Auch das „Mobbing” will Klinkenberg nicht gelten lassen. Nicht seine Mitarbeiter hätten von geringem oder ausbleibendem Lohn gesprochen, sondern sie seien von Arbeitssuchenden auf diese Dinge angesprochen worden. Sie hätten dazu keine Stellung genommen, sondern die Leute gebeten, sich vor Ort selbst ein Bild zu machen. Heinz Klinkenberg: „Es ist uns untersagt, in diese Richtung Bewertungen vorzunehmen. Wir vermitteln lediglich das Arbeitsverhältnis.”
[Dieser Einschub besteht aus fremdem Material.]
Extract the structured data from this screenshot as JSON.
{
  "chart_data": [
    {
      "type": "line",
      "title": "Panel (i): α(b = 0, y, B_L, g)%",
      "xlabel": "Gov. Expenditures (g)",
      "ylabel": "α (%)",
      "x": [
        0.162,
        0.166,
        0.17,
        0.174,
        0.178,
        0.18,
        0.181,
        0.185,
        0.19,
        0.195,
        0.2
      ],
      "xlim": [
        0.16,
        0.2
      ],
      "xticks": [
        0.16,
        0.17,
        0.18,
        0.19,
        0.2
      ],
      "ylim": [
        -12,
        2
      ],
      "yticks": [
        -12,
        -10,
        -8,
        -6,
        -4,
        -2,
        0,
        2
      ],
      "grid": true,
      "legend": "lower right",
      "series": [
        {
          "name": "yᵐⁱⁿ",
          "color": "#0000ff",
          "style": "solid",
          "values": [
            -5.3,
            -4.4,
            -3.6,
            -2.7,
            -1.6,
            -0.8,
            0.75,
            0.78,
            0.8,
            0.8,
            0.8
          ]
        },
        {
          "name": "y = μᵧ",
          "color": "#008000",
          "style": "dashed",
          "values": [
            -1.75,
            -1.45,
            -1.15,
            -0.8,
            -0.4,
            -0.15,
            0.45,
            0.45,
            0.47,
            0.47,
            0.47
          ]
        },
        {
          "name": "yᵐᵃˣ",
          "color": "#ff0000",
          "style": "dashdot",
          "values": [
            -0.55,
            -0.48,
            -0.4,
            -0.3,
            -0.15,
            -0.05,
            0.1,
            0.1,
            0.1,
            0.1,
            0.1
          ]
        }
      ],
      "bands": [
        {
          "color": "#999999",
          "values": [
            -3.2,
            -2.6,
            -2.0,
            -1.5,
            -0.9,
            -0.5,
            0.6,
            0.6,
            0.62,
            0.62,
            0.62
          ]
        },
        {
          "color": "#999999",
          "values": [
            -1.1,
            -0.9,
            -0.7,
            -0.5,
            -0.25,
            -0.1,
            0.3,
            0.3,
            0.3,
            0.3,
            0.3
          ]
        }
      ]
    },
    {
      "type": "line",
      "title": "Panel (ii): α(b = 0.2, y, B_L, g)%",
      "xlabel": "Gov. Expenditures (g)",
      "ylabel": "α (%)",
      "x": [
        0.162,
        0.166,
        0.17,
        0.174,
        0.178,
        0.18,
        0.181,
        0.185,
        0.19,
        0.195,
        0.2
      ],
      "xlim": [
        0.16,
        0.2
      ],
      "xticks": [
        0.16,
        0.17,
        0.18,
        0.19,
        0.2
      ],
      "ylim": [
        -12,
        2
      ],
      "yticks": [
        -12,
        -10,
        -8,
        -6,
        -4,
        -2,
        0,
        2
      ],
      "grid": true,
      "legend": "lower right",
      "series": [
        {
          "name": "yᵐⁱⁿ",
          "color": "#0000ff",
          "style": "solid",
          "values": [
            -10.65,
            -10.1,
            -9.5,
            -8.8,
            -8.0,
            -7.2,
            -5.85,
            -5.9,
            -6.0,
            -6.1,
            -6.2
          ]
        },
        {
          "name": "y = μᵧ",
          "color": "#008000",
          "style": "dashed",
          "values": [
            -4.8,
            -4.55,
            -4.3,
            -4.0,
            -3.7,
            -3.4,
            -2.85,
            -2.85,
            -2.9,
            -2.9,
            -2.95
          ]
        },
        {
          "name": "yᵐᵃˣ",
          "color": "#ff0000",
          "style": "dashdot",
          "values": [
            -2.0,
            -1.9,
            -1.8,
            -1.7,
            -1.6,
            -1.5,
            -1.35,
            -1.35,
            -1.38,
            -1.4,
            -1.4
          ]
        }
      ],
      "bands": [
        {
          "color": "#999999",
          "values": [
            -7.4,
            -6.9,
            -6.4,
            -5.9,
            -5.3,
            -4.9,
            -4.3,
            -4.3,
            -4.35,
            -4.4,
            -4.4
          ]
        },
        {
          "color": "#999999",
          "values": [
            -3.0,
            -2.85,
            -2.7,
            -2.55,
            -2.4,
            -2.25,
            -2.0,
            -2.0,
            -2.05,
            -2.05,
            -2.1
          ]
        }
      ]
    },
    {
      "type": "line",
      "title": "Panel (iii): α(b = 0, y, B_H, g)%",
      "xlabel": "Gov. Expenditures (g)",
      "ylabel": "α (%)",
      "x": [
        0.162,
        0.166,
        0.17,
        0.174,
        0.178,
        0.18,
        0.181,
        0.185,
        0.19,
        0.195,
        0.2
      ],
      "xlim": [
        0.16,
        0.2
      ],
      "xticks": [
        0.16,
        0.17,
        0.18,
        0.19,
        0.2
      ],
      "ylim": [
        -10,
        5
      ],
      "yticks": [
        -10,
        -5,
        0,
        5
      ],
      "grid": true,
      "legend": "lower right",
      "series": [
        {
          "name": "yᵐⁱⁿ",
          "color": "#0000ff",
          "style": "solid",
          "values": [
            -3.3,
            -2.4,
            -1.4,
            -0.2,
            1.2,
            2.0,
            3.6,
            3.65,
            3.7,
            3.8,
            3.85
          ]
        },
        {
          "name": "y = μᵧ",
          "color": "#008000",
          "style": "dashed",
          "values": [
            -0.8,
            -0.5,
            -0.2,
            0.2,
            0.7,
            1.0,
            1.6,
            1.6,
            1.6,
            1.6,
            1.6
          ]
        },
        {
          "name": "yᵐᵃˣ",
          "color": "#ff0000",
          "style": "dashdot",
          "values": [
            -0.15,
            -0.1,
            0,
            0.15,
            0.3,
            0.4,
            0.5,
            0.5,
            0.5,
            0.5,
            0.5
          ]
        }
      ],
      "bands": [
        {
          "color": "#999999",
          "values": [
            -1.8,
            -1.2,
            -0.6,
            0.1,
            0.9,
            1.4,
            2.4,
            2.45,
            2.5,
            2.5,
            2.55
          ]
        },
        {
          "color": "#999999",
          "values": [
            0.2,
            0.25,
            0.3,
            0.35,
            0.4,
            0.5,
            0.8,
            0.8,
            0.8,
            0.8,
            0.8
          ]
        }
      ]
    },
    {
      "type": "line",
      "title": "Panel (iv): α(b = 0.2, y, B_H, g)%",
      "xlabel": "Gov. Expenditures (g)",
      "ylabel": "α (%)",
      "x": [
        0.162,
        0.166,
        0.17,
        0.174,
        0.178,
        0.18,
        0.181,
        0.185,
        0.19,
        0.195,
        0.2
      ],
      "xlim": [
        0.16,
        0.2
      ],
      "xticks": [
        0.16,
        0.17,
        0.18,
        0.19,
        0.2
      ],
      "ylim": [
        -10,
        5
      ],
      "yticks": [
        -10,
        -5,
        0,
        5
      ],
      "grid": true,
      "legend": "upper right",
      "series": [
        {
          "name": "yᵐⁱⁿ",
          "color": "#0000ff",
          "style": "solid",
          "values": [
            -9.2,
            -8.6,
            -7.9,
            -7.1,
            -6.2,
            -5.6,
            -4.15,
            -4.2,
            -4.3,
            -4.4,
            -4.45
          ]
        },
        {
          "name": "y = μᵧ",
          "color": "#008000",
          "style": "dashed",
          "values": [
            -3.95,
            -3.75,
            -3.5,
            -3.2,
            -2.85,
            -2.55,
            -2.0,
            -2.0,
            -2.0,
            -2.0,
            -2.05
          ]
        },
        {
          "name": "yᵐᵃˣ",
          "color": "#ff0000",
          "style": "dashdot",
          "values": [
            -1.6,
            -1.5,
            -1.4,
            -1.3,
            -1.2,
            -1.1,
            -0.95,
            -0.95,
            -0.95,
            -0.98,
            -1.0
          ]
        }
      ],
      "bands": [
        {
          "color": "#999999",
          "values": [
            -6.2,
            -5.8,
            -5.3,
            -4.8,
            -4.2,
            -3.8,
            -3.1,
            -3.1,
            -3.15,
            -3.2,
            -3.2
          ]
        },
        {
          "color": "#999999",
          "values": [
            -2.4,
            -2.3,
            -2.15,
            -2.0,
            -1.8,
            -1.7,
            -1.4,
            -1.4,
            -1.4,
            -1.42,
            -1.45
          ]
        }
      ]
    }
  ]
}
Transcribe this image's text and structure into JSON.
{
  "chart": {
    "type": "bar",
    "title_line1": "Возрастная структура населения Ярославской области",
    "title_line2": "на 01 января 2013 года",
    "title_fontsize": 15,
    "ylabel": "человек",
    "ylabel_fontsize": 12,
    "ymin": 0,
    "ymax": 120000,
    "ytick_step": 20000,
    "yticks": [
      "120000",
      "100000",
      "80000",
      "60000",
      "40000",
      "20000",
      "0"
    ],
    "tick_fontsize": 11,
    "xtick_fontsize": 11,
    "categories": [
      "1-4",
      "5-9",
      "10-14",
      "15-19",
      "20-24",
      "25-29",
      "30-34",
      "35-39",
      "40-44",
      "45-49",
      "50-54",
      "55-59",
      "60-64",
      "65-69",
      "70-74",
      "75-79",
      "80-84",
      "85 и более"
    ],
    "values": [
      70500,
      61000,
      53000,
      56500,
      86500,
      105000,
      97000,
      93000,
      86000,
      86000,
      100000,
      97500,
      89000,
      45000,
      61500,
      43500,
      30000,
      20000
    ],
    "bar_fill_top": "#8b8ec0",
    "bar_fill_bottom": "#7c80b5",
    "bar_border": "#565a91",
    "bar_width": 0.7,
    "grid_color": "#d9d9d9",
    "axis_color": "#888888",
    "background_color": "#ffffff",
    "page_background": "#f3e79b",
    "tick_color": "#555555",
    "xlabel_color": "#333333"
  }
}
Um aber die „Kuh vom Eis” zu bekommen und das Klima zu verbessern, werde die Agentur das Gespräch mit Caubo und Roding suchen: „Vielleicht lassen sich die Animositäten dann schnell abbauen!”

Das trifft sich gut, denn da steht ohnehin noch eine Einladung im Raum, die Juul Caubo bereits vor einiger Zeit ausgesprochen hatte, damit die Mitarbeiter der Agentur das Haus und die Hoteliers kennenlernen können.

In absehbarer Zeit hofft Juul Caubo dann auch, den Shuttleverkehr in seine niederländische Heimat einstellen zu können. Um personell überhaupt über die Runden zu kommen, leiht er sich Leute bei Freunden und Bekannten aus, die dort gastronomisch tätig sind, holt sie ab und bringt sie nach ein paar Tagen wieder zurück.

„Ich weiß nicht mehr, wieviel Kilometer ich gefahren bin und wieviel Sprit ich verfahren habe. Das ist grotesk, das kann nicht sein!”